Над памятником павшим партизанам горела красная звезда. В темноте южной ночи этот свет был отличным ориентиром. Казалось, электрическая звезда висела в воздухе.
Мы подошли к памятнику.
– Ты почему не вышел на остров? – спросил Виктор.
Пашка стоял рядом и ухмылялся.
– Я помогал отцу сажать яблони, – ответил я.

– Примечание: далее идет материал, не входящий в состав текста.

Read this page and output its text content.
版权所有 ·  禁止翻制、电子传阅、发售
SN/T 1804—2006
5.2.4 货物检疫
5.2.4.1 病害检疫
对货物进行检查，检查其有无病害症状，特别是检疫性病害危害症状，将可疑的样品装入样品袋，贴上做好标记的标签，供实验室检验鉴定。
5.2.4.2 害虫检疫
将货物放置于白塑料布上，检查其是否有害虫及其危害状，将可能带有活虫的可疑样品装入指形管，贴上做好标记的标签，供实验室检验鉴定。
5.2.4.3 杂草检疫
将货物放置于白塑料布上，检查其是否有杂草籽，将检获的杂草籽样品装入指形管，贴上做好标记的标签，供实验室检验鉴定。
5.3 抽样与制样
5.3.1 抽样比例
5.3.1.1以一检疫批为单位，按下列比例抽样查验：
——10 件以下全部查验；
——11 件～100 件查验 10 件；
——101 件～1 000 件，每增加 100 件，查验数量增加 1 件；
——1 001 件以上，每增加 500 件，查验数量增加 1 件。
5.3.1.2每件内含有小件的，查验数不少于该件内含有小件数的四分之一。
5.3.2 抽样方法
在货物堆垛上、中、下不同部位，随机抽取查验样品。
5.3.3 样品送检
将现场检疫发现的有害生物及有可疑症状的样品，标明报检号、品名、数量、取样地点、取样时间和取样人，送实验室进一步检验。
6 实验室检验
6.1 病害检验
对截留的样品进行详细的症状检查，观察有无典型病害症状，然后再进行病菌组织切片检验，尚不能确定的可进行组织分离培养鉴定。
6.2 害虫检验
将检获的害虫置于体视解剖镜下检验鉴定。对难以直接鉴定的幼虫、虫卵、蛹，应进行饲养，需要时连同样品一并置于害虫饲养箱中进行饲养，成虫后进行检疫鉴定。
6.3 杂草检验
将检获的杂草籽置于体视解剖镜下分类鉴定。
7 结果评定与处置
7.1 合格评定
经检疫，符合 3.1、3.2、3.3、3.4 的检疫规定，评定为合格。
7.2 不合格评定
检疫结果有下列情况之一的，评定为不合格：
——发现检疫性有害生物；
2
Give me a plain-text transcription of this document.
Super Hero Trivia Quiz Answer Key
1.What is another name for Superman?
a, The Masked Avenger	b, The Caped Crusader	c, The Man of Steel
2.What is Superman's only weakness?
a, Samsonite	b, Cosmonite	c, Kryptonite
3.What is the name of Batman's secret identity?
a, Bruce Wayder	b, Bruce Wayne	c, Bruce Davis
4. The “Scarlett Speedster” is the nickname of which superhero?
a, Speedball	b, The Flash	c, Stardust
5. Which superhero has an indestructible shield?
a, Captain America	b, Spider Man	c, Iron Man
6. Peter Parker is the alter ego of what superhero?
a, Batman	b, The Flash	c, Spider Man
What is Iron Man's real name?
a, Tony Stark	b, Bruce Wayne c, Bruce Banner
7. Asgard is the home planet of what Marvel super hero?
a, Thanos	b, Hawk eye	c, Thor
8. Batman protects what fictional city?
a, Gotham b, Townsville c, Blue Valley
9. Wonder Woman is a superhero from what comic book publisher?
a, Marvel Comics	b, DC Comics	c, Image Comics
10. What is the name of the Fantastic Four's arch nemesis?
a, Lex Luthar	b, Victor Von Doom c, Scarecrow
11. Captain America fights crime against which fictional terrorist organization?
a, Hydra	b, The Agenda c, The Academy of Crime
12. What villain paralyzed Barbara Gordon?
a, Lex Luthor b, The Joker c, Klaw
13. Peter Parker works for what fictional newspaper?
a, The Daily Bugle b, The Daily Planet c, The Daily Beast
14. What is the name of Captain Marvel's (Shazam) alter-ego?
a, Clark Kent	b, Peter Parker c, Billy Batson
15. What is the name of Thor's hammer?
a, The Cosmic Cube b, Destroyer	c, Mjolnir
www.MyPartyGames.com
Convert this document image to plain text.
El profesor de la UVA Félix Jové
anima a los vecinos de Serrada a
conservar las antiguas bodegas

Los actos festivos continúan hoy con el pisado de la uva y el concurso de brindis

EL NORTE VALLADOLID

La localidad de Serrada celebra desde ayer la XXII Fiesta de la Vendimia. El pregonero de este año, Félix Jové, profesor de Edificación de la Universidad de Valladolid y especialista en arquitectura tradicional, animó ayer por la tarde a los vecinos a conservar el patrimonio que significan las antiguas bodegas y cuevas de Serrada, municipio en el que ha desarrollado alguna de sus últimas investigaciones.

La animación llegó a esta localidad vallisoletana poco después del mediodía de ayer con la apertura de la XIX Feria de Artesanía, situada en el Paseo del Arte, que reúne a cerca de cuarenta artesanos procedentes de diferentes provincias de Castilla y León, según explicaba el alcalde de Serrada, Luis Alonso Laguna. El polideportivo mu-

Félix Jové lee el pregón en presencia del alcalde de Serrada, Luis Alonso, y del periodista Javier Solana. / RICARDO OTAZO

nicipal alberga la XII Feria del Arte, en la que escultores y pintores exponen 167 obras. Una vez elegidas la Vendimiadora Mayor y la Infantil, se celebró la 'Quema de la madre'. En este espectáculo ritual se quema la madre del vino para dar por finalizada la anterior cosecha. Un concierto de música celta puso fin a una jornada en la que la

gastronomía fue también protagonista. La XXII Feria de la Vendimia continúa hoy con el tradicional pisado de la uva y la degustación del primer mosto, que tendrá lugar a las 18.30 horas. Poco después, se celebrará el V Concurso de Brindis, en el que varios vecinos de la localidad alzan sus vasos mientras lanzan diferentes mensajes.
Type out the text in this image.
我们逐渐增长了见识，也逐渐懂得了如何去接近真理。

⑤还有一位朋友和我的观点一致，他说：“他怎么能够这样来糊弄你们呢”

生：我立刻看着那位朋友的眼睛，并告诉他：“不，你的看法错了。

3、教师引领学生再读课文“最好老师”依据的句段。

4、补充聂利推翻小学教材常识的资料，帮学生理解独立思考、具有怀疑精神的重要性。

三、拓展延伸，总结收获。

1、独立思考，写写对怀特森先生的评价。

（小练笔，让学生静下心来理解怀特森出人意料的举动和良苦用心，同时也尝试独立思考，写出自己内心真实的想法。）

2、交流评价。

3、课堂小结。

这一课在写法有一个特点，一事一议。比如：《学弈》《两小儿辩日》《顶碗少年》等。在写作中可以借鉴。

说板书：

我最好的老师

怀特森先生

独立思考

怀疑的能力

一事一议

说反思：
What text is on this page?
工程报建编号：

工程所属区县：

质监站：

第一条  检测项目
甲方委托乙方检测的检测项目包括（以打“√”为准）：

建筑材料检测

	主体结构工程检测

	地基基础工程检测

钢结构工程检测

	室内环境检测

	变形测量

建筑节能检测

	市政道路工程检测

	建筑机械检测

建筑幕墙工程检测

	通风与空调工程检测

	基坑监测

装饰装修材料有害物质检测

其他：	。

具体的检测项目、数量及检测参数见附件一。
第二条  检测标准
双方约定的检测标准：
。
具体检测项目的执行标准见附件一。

Виктор свистнул, наклонился ко мне.
– Прилежный мальчик. Кто же из нас свободен, как ветер? Ты бы мог сбежать.
– Нет. Не мог…
– Почему?
– Не хотел.
– Не хотел? – Виктор нахмурился, присел у памятника. – А если было решено? Как же ты не хотел? Ты же подвел своих товарищей. Ты знаешь, мы не пошли без тебя. У нас пропал целый день… Ты слышал три свистка?
– Да.
– Он захотел кушать яблочки, – Пашка подхихикнул.
– Мой закон – выполнять до конца задачу, – сказал Виктор после короткого молчания, – никогда не отступать от намеченной цели.
– Я не понимаю тебя, Виктор, – сказал я.
– Не понимаешь? Странно. Мы решили итти в Богатырские пещеры?
– Решили.
– Следовательно, надо выполнять решение.
– Мы решили итти днем, Виктор… А сейчас ночь.
– Но днем-то мы не пошли?
– Зачем сто раз меня упрекать?
– Я спрашиваю, а не упрекаю. Днем не пошли?
– Нет.
– Надо итти ночью.
– Ночью?
– Да.
– Это будет так интересно! – воскликнул Яшка.
– Тебя не спрашивают, – оборвал его Виктор. – Я спрашиваю тебя, Сергей. Или ты боишься?
– Я, право, не знаю… ночь… что скажут родители…
– Его надо привязать к маминой юбке, – сказал Пашка.
– И тебя не спрашивают, – раздельно произнес Виктор. – Есть такой маленький гвоздь, который лезет в любую дырку. Не будь таким гвоздем, Пашка. – Виктор опять обратился ко мне: – Ну, как ты думаешь?
В этот миг у меня в душе боролись две противостоящие силы.
Итти ночью в Богатырские пещеры было заманчиво, не говоря уже о том, что совместный поход примирил бы меня с приятелями. Но, приняв это предложение, я вступал на путь борьбы с родителями.